Usually, a supply plan can’t be fully executed. Robust supply plans can optimize across distribution, manufacturing, and logistics constraints and deliver an optimal plan that hits service objectives at the minimum cost. The integrated business plan is at the heart of balancing projected demand with the capacity needed to meet that demand.
But then stuff happens. There can be surprises that potentially offer a better upside: demand is higher than expected, it is possible to raise prices without affecting demand based on what is happening with competitor products, technology has allowed manufacturing capacity to ramp up faster than expected, etc. But, more commonly there are downside surprises: customers lower the volume they want on an order, delay their order, there are manufacturing problems, logistics problems, staffing issues, to name the most obvious downside risks.
It is better to have an optimized plan than not, but money is left on the table. The worse the disruptions, think COVID, the more money is left on the table. Further, supply chain professionals don’t believe we are going back to the smooth and predictable supply chains of yore.
Now in addition to an integrated business planning process focused on planning in longer term horizons, companies are trying to implement solutions to deal with the short-term upside and downside disruptions. The vocabulary for this concept includes terms like the “Sales & Operations Execution Process,” “optimized execution,” or “holistic control towers.”
Robust control towers that holistically optimize execution are possible. They are just very costly, painful and time consuming to build. In general, to optimize across distribution, manufacturing, and logistics in an execution time frame, companies need to stitch together several solutions. They need supply planning capable of concurrent planning, multi-enterprise supply chain networks, real-time supply chain alerts across an n-tier supply chain, and a data lake.
Concurrent planning is the process of making and managing unified plans across multiple time horizons, business processes and organizational boundaries at the same time. A supply chain solution that understands constraints across multiple domains – inventory, manufacturing, and logistics is capable of optimized execution ASSUMING it has a real-time understanding of what is occurring across an n-tier supply chain.
An “n-tier” supply chain consists of not just a company’s immediate suppliers of materials needed for production, it is the suppliers to the Tier 1 suppliers, then visibility to problems from Tier 2 suppliers that affect the Tier 1 suppliers, and so forth.
Real-time supplier visibility comes from certain vendors of multi-enterprise supply chain collaboration (MSCN) systems. Infor Nexus, One Network, E2open, and SupplyOn have good customer references around visibility to changes at the Tier 1 level and the ability to orchestrate around those issues. These public cloud platforms allow for digital communication between Tier 1 suppliers, the carriers, 3PLs, and a company’s factories and warehouses. If a Tier 1 company is having a problem manufacturing a component for the OEM, or securing transport for a shipment, that is quickly visible. There can be an automated check-off process: will the materials for production on a designated day be there? Automation means the planners don’t have to sort through reams of data to see the problem; the problem surfaces in a user-friendly way.

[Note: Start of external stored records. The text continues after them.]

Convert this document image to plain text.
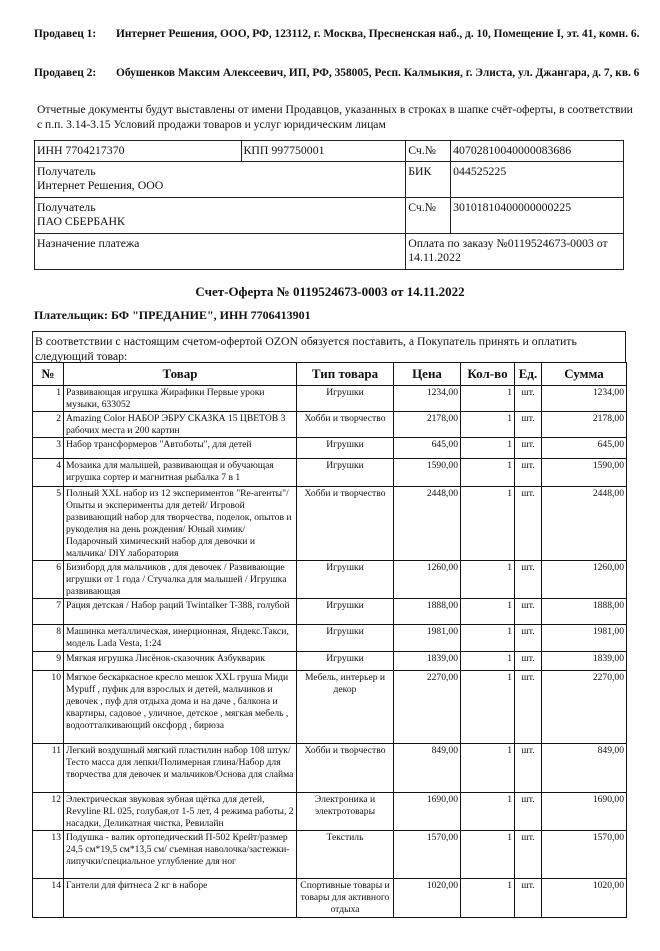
Продавец 1:	Интернет Решения, ООО, РФ, 123112, г. Москва, Пресненская наб., д. 10, Помещение I, эт. 41, комн. 6.
Продавец 2:	Обушенков Максим Алексеевич, ИП, РФ, 358005, Респ. Калмыкия, г. Элиста, ул. Джангара, д. 7, кв. 6
Отчетные документы будут выставлены от имени Продавцов, указанных в строках в шапке счёт-оферты, в соответствии с п.п. 3.14-3.15 Условий продажи товаров и услуг юридическим лицам
ИНН 7704217370	КПП 997750001	Сч.№	40702810040000083686

Получатель
Интернет Решения, ООО		БИК	044525225

Получатель
ПАО СБЕРБАНК		Сч.№	30101810400000000225
Назначение платежа		Оплата по заказу №0119524673-0003 от 14.11.2022	
Счет-Оферта № 0119524673-0003 от 14.11.2022
Плательщик: БФ "ПРЕДАНИЕ", ИНН 7706413901
В соответствии с настоящим счетом-офертой OZON обязуется поставить, а Покупатель принять и оплатить следующий товар:
№	Товар	Тип товара	Цена	Кол-во	Ед.	Сумма
1	Развивающая игрушка Жирафики Первые уроки музыки, 633052	Игрушки	1234,00	1	шт.	1234,00
2	Amazing Color НАБОР ЭБРУ СКАЗКА 15 ЦВЕТОВ 3 рабочих места и 200 картин	Хобби и творчество	2178,00	1	шт.	2178,00
3	Набор трансформеров "Автоботы", для детей	Игрушки	645,00	1	шт.	645,00
4	Мозаика для малышей, развивающая и обучающая игрушка сортер и магнитная рыбалка 7 в 1	Игрушки	1590,00	1	шт.	1590,00
5	Полный XXL набор из 12 экспериментов "Re-агенты"/ Опыты и эксперименты для детей/ Игровой развивающий набор для творчества, поделок, опытов и рукоделия на день рождения/ Юный химик/ Подарочный химический набор для девочки и мальчика/ DIY лаборатория	Хобби и творчество	2448,00	1	шт.	2448,00
6	Бизиборд для мальчиков , для девочек / Развивающие игрушки от 1 года / Стучалка для малышей / Игрушка развивающая	Игрушки	1260,00	1	шт.	1260,00
7	Рация детская / Набор раций Twintalker T-388, голубой	Игрушки	1888,00	1	шт.	1888,00
8	Машинка металлическая, инерционная, Яндекс.Такси, модель Lada Vesta, 1:24	Игрушки	1981,00	1	шт.	1981,00
9	Мягкая игрушка Лисёнок-сказочник Азбукварик	Игрушки	1839,00	1	шт.	1839,00
10	Мягкое бескаркасное кресло мешок XXL груша Миди Mypuff , пуфик для взрослых и детей, мальчиков и девочек , пуф для отдыха дома и на даче , балкона и квартиры, садовое , уличное, детское , мягкая мебель , водоотталкивающий оксфорд , бирюза	Мебель, интерьер и декор	2270,00	1	шт.	2270,00
11	Легкий воздушный мягкий пластилин набор 108 штук/Тесто масса для лепки/Полимерная глина/Набор для творчества для девочек и мальчиков/Основа для слайма	Хобби и творчество	849,00	1	шт.	849,00
12	Электрическая звуковая зубная щётка для детей, Revyline RL 025, голубая,от 1-5 лет, 4 режима работы, 2 насадки, Деликатная чистка, Ревилайн	Электроника и электротовары	1690,00	1	шт.	1690,00
13	Подушка - валик ортопедический П-502 Крейт/размер 24,5 см*19,5 см*13,5 см/ съемная наволочка/застежки-липучки/специальное углубление для ног	Текстиль	1570,00	1	шт.	1570,00
14	Гантели для фитнеса 2 кг в наборе	Спортивные товары и товары для активного отдыха	1020,00	1	шт.	1020,00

When it comes to hot items, the trick is to identify what is “news” and what is “noise.” Perhaps a truck is late, but it contains production materials where a company has plenty of stock. On the other hand, an ocean container might come in early but contain products that are in short supply. In that case, the system needs to tell the planner to receive that container first.
Infor Nexus, SupplyOn, One Network and others can look at these exceptions and go in and optimize transport surrounding the problem. But these solutions require going into production planning systems or inventory systems to “optimize” those functional areas. If you are doing optimization in different silos, you are not doing a holistic optimization that maximizes savings.
The n-tier risk problem is solved by sophisticated risk management solutions. You can read about these solutions HERE. And there are very good solutions for real-time transportation visibility that improve the estimated time of arrival. You can read about those HERE.
The Data Lake
So, how do you stitch these different systems together to get optimized execution? You build a data lake that can consume data from the different systems and then feed a concurrent planning application. To do this, IT personnel must generate a harmonized data layer. The critical master data for supply chain management includes sales orders, shipments, inventory, lanes, and manufacturing capacity. Different business systems can define all the fields associated with these forms of master data differently. But the IT group then must take these objects and ask business users what data points they needed for each of these objects. The IT team should not care what various business systems, like SAP, thinks the object looks like. They should care that they have defined an object in a way that helps them solve a critical supply chain problem.
Harmonizing data is a difficult and costly task. Companies need to give themselves plenty of time to work through these issues. For a multinational company, this probably can’t be done in less than a year. Once the data lake is ready, the company can implement concurrent planning. That can also take a year or more to accomplish.
And the Answer is …
So how can this important issue be solved? For optimized execution, the network must run on a common data model, with a single version of the truth, in real time, with the ability to represent multi-party and multi-tier transactions across trading partners.
The first step would be to bring MSCN and concurrent planning together. Pulling real-time visibility into a MSCN in the right way is probably not too difficult. It would be more difficult to pull n-tier risk management data into the model.
No supply chain solution provider has fully cracked this nut. But, Infor Nexus, One Network, and E2open are probably closer than anyone else.